Из всего того, что Мишелю пришлось видеть в лагере, это зрелище произвело на него наиболее кошмарное впечатление.
Над лагерем уже спустилась ночь, когда длинные колонны узников двинулись к баракам. Их ждал ужин, но, несмотря на мучивший людей голод, никто из новичков даже не притронулся к еде.
На старожилов лагеря, уже привыкших к подобным сценам, казнь внешне не произвела впечатления. Они знали, что не проходит дня без того, чтобы кто-нибудь из узников не умер. Заключенных вешали и расстреливали за малейшую провинность, они погибали от болезней, голода и непосильного рабского труда. Днем и ночью из труб крематория поднимался дым.
Нойенгамм
После окончания карантина вновь прибывших распределили по восьмидесяти блокам. Часть новичков отправили в другие лагеря. В каждом блоке насчитывалось семьсот — восемьсот человек, в большинстве русские, поляки и немцы. Французов было сравнительно немного.
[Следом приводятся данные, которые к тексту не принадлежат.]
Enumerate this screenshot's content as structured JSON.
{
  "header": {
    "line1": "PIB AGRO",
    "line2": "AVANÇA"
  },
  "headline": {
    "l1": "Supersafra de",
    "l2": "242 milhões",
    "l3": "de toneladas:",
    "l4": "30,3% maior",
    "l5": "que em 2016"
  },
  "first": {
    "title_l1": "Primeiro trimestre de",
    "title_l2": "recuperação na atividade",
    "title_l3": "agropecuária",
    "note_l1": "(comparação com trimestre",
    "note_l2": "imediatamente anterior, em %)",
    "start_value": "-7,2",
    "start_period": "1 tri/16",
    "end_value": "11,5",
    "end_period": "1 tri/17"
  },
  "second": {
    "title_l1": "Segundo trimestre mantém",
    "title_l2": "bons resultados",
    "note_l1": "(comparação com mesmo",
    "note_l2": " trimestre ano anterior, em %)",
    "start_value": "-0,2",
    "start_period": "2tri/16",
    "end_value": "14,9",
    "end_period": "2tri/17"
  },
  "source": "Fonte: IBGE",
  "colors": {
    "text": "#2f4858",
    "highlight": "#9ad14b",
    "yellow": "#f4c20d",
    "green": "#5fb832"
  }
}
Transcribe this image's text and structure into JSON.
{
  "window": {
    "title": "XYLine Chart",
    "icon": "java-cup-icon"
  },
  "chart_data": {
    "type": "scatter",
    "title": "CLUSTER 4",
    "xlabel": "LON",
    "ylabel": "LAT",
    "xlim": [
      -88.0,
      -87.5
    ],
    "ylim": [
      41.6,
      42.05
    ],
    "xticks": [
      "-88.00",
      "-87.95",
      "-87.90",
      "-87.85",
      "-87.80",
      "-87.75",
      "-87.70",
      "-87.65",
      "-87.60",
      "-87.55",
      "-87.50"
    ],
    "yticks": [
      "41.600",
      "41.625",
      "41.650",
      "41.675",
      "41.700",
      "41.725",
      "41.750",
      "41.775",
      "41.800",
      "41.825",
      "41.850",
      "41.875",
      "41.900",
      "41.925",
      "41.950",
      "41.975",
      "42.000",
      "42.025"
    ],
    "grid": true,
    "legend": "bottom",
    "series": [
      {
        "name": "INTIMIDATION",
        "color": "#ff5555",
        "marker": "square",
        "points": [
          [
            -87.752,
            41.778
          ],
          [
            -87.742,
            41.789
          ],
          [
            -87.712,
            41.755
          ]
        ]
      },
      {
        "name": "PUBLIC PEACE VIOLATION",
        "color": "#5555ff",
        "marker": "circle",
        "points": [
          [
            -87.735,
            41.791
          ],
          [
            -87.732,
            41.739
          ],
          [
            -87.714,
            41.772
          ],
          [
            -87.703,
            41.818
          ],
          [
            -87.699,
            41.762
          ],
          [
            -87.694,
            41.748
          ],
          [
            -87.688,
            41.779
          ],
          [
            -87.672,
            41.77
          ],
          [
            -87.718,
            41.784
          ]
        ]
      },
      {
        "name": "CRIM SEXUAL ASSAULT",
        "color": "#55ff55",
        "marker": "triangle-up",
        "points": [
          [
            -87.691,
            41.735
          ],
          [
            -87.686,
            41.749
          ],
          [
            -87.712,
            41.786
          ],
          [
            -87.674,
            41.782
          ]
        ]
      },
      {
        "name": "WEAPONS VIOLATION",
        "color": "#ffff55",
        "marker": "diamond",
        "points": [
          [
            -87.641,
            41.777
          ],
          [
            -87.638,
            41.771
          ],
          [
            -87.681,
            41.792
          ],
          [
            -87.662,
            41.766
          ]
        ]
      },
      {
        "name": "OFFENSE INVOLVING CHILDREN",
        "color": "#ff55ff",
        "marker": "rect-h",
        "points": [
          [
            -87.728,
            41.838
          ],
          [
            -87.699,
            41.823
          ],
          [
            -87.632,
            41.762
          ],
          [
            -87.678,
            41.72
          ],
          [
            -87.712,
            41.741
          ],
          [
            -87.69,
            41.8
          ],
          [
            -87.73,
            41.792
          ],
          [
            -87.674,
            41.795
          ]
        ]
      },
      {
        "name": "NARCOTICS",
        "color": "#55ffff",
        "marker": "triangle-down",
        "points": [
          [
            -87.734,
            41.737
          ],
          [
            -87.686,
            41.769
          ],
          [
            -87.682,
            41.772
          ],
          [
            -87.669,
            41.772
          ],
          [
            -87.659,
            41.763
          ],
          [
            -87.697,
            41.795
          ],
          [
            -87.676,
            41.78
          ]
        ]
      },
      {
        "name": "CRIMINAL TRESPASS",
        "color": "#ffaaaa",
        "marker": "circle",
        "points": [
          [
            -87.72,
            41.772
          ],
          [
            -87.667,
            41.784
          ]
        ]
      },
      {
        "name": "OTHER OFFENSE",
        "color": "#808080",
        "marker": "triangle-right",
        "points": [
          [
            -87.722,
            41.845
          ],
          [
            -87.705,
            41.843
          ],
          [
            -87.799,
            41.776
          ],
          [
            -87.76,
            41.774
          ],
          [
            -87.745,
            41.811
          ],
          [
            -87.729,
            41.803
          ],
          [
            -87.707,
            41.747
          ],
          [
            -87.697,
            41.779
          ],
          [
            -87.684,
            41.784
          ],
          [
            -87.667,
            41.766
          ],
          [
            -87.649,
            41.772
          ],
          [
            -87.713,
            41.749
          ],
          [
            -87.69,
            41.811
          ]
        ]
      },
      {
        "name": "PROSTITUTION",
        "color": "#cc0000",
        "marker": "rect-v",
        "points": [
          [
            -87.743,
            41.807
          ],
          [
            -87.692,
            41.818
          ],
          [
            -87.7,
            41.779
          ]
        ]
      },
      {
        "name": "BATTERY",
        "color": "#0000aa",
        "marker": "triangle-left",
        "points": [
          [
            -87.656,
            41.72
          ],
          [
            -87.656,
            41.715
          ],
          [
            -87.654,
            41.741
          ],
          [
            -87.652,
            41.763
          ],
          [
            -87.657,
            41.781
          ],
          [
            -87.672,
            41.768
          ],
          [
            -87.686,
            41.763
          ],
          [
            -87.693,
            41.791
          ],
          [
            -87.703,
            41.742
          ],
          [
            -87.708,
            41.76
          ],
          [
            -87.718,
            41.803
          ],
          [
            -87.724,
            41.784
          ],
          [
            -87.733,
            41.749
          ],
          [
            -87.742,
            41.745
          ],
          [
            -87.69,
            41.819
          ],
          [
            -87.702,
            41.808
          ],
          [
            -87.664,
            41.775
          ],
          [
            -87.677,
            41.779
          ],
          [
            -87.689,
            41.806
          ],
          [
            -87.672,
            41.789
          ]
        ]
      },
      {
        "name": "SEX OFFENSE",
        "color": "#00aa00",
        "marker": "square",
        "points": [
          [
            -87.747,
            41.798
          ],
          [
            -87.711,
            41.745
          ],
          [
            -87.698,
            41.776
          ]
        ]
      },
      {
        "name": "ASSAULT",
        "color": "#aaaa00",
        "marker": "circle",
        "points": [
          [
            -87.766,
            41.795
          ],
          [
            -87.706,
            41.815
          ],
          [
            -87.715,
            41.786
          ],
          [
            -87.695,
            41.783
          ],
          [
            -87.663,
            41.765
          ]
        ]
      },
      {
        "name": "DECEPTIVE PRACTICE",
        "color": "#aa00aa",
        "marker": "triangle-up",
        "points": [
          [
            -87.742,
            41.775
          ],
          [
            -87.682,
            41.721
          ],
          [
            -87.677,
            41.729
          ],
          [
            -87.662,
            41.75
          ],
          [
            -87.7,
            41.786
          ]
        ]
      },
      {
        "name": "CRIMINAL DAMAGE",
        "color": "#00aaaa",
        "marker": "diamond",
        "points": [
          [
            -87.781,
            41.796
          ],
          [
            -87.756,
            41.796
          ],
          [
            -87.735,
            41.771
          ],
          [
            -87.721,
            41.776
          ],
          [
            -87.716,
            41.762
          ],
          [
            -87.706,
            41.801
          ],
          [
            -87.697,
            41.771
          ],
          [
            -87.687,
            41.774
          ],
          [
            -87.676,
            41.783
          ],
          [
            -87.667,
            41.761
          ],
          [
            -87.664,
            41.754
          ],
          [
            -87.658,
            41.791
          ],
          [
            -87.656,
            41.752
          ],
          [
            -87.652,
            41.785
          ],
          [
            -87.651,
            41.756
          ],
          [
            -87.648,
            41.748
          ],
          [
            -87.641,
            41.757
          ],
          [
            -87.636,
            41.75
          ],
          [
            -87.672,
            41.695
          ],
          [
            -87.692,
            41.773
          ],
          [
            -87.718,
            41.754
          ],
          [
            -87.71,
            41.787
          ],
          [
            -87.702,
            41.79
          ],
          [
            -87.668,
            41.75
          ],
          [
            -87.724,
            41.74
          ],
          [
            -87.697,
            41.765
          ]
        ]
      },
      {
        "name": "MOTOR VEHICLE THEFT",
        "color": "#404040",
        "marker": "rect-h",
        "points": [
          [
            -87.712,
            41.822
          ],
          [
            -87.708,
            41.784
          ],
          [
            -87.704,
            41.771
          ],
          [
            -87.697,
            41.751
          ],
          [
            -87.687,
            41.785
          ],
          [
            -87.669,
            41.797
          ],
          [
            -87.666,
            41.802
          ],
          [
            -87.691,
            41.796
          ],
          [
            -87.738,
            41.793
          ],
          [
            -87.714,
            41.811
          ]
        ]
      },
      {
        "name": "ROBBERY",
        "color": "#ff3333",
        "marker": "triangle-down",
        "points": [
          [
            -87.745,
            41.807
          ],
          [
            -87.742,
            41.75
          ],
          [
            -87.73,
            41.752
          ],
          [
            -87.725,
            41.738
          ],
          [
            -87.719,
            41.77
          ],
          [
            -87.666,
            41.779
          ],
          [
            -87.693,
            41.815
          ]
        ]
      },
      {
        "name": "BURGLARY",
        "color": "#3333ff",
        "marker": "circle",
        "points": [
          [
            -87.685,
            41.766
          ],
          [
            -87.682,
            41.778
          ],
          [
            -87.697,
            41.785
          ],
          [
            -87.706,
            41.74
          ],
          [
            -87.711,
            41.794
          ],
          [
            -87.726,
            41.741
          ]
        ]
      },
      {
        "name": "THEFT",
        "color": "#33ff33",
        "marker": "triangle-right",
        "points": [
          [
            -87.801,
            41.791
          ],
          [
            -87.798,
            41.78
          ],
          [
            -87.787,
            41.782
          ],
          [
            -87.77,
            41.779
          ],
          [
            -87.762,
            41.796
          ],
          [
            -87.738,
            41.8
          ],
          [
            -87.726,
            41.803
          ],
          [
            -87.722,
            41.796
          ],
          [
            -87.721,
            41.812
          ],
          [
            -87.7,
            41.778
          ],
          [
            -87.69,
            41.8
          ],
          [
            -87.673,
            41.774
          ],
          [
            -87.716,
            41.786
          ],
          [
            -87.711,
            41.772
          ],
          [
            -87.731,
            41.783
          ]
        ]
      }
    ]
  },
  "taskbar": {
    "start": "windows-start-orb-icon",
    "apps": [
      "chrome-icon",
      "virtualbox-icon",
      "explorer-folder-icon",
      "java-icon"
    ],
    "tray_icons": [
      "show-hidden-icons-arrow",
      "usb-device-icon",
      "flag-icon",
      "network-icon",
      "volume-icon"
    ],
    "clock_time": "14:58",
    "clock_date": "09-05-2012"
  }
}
Лагерный день начинался в четыре часа утра. В бараках зажигали свет. Подгоняемые окриками блокового и двух его помощников, заключенные вскакивали с топчанов и с одеждой в руках бежали к умывальникам, а затем к столу, чтобы успеть занять место: иначе приходилось есть стоя.
После завтрака и уборки бараков они собирались на площади и в ожидании команды строиться имели несколько свободных минут. Именно в это время люди разговаривали друг с другом, обменивались новостями.
Погода стояла холодная, и узники в своей потрепанной одежде по возможности старались двигаться, чтобы хоть немного согреться.
Раздавался удар гонга, и заключенные начинали выстраиваться в рабочие команды. Под звуки оркестра колонны двигались в путь.
В первый день Мишель оказался в команде, которой было приказано переносить листы жести в помещение какого-то склада. После двух часов изнурительного труда объявили десятиминутный перерыв, во время которого Мишеля подозвал к себе бригадир и поинтересовался его гражданской специальностью.
Мишель ответил, что он являлся владельцем фирмы, занимавшейся поставкой дизельных двигателей. Выслушав Мишеля, бригадир куда-то ушел, но вскоре вернулся вместе с немцем, руководившим работой узников лагеря на этом объекте. Тщательно допросив Мишеля и проверив его знания, немец сделал в своем блокноте какую-то запись и, не сказав ни слова, ушел.